Desert Talon prepares Marines for Middle East deployments

   Before Marines deploy to the Middle East, they first come to Yuma for a training exercise to help them prepare for the urban and desert operations they are likely to face.

  Held at Marine Corps Air Station Yuma, Desert Talon is a predeployment training exercise for aviation support units before heading to Iraq and Afghanistan.

  The training was established in 2004 and is conducted each year in June and December. It is put on by the Yuma-based Marine Aviation Weapons and Tactics Squadron 1.

  "Essentially, the training includes many of the combat skills potentially needed in Iraq," said Gunnery Sgt. Bill Lisbon of the MCAS public affairs office. "The training is determined by the latest feedback received by Marines deployed overseas."

  Desert Talon, which draws several thousand Marines to the air station, helps create and forge relationships among deploying units, which train in a realistic setting for potential operations in a populated area.

  During the exercise, Marines will be responding to encounters that simulate improvised explosive devices (IED), practice urban air support and casualty evacuation, conduct convoys and role-play encounters with civilians as mounted patrols.

  Also as part of the training, Marines also will practice combat-related skills necessary to conduct convoy security, perform day and night crew-served weapons firing, and operate a forward arming and refueling point on the Barry M. Goldwater Range east of the air station.

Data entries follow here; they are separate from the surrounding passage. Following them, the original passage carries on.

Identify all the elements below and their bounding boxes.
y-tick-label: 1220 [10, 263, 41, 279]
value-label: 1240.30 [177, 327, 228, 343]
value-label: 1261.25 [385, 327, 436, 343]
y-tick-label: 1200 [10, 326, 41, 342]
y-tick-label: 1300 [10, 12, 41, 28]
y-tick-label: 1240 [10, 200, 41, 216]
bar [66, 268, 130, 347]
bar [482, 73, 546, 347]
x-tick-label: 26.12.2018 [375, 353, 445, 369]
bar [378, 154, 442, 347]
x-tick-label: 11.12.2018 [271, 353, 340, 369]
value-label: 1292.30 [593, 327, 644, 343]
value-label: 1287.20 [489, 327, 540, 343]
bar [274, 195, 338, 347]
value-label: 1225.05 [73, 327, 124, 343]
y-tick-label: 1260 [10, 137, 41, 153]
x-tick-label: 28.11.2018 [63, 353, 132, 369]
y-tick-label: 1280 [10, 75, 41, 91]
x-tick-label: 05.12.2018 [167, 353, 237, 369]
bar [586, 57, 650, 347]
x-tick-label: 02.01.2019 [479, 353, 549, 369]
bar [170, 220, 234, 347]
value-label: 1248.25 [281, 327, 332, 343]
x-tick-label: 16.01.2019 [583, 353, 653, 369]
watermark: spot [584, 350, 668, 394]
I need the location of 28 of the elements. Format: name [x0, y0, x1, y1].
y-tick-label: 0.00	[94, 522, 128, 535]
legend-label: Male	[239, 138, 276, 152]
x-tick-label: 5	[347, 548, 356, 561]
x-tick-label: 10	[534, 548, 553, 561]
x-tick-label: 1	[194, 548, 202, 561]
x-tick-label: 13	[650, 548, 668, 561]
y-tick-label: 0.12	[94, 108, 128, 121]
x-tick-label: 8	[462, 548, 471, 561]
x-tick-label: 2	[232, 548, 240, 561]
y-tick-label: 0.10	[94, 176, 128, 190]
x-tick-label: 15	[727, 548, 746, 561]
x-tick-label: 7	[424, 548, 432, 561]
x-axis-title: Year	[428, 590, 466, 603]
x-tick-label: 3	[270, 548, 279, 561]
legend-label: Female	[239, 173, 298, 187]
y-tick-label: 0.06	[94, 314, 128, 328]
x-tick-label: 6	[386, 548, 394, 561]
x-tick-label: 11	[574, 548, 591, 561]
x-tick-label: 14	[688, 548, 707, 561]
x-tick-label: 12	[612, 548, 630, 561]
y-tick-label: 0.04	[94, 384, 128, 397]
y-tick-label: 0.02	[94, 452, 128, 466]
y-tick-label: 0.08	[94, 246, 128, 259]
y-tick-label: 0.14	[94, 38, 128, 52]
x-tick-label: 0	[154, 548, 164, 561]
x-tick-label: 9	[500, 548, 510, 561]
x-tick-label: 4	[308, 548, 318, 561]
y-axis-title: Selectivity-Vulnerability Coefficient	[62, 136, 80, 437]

  A FARP (Forward Arming and Revealing Point) allows rotary-wing aircraft to resume their mission quicker by refueling and reloading ordnance there instead of traveling back to the air station to wait in line for service.

  "Training scenarios can range from a vehicle convoy being ambushed to a helicopter landing in an urban environment to medevacking a wounded Marine," Lisbon said. "Generally, specific units focus on their specific skills first, i.e. bulk fuel technicians will train to set up and operate an aircraft fueling point, attack helicopters will attack targets on the range, etc."

  Lisbon added, "The various units will then integrate for a more complex, real-world scenario, such as military police escorting a supply convoy with helicopters in flight nearby providing aerial reconnaissance and security."

  Participating Marines also practice communicating with helicopters to coordinate medical evacuations. The training helps the Marines use different scenarios to determine when it is best to call in helicopters.

  "If the convoy gets ambushed and a Marine is wounded, then the Marines on the ground will have to find a landing zone for the helicopters to come in and pick up the wounded," Lisbon said.

  The training also is helpful when American military is called upon to provide assistance in other situations.

  The last part of the training occurs in and around Yuma, as well as locations in Brawley, Calif.

  During the training, which the public is allowed to watch, helicopters will be landing at various locations with Marine convoys traveling through town to get to those landing sites.

  The training is held in Yuma because it offers an excellent replication of what Marine aviation units face when they get to Iraq.